Morbid jokes
You realize you're in a paradox until you die. You'll see yourself die by murder, suicide, old age, etc.
Then you realize you're dreaming, but you realize that if you die in a dream, you die IRL.
Why is the dog having KFC? Because the dog has no friends.
Yo mama's teeth are so crooked, they have a British accent.
Why don’t you peel a banana?
It’s too hard to kill your nana.
What do you call a 3-sum with a girl with AIDS?
Nut in the butt.
I like my kids how I like my lights, Hanging from the ceiling.
What's the similarity between dogs and poor people?
They both eat from trash.
Does anyone have an Xbox One? My gamertag is Chalkyfrog11. Add me and comment on this post telling me your gamertag.
What do you call a train with bubble gum?
A chew chew train.
Oh man, I'm depressed.
What do you call Greg in your class? Obese.

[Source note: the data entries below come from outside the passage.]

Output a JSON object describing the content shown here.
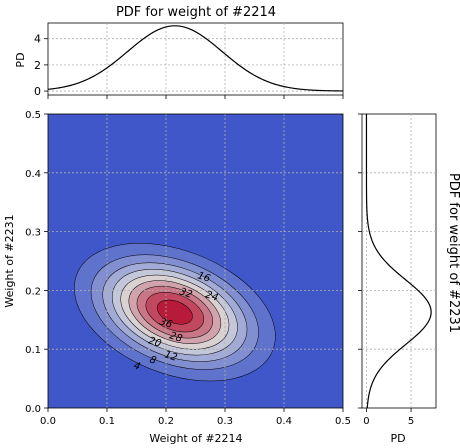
{
  "chart_data": [
    {
      "type": "line",
      "panel": "top-marginal",
      "title": "PDF for weight of #2214",
      "xlabel": "",
      "ylabel": "PD",
      "xlim": [
        0.0,
        0.5
      ],
      "ylim": [
        -0.3,
        5.2
      ],
      "yticks": [
        "0",
        "2",
        "4"
      ],
      "distribution": {
        "mean": 0.215,
        "sd": 0.08
      },
      "grid": true
    },
    {
      "type": "heatmap",
      "panel": "joint-contour",
      "title": "",
      "xlabel": "Weight of #2214",
      "ylabel": "Weight of #2231",
      "xlim": [
        0.0,
        0.5
      ],
      "ylim": [
        0.0,
        0.5
      ],
      "xticks": [
        "0.0",
        "0.1",
        "0.2",
        "0.3",
        "0.4",
        "0.5"
      ],
      "yticks": [
        "0.0",
        "0.1",
        "0.2",
        "0.3",
        "0.4",
        "0.5"
      ],
      "center": [
        0.215,
        0.163
      ],
      "sd": [
        0.08,
        0.055
      ],
      "correlation": -0.35,
      "levels": [
        4,
        8,
        12,
        16,
        20,
        24,
        28,
        32,
        36,
        40,
        44,
        48
      ],
      "contour_labels": [
        "16",
        "32",
        "24",
        "36",
        "28",
        "20",
        "12",
        "8",
        "4"
      ],
      "colors": {
        "low": "#3f57c8",
        "mid": "#dcdcdc",
        "high": "#b40426"
      },
      "grid": true
    },
    {
      "type": "line",
      "panel": "right-marginal",
      "title": "PDF for weight of #2231",
      "xlabel": "PD",
      "ylabel": "",
      "xlim": [
        -0.5,
        7.8
      ],
      "ylim": [
        0.0,
        0.5
      ],
      "xticks": [
        "0",
        "5"
      ],
      "distribution": {
        "mean": 0.163,
        "sd": 0.055
      },
      "grid": true
    }
  ]
}
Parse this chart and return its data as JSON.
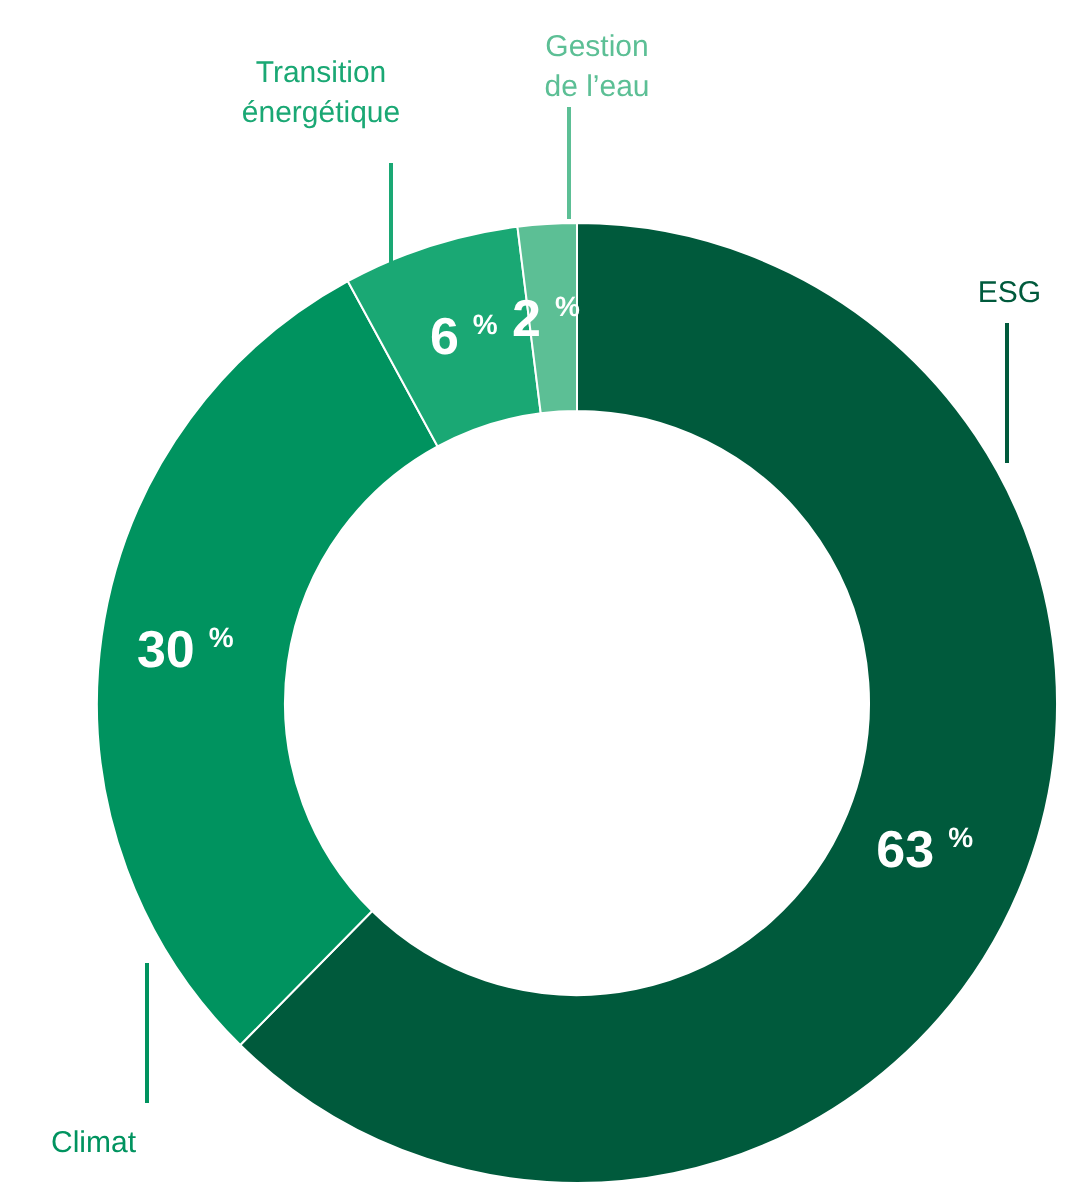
{
  "chart_data": {
    "type": "donut",
    "categories": [
      "ESG",
      "Climat",
      "Transition\nénergétique",
      "Gestion\nde l’eau"
    ],
    "values": [
      63,
      30,
      6,
      2
    ],
    "colors": [
      "#005a3c",
      "#00935f",
      "#1aa874",
      "#5cbf95"
    ],
    "value_labels": [
      "63 %",
      "30 %",
      "6 %",
      "2 %"
    ]
  }
}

What starts with "M" and ends in "arrige" and is a man's favorite thing?
Miscarriage, this joke never gets old, just like the baby.
Girls are like numbers squared. If they're under 13, just do 'em in your head.
What do you call a guy with no arms and legs, at your front door?
Matt.
What do you say to a kid in a trash compactor?
You looking a little square.
Why don't Japanese people like iPhones?
Because they are afraid of American airdrops.
Before I die, I'm going to ask to be cremated.
Then I'm going to eat a bunch of popcorn kernels.
Then I'll die and get cremated. BOOM! I'm popcorn!
Why don't churches have Wi-Fi?
They can't compete with an invisible force that actually works.
"It never gets old."
"Just like a sick kid!"
What's a man's favorite thing that starts with "m" and ends with "arriage?"
Miscarriage.
What did the lion say to the lion tamer? Nothing, because when the lion tamer whipped the lion, the lion killed him.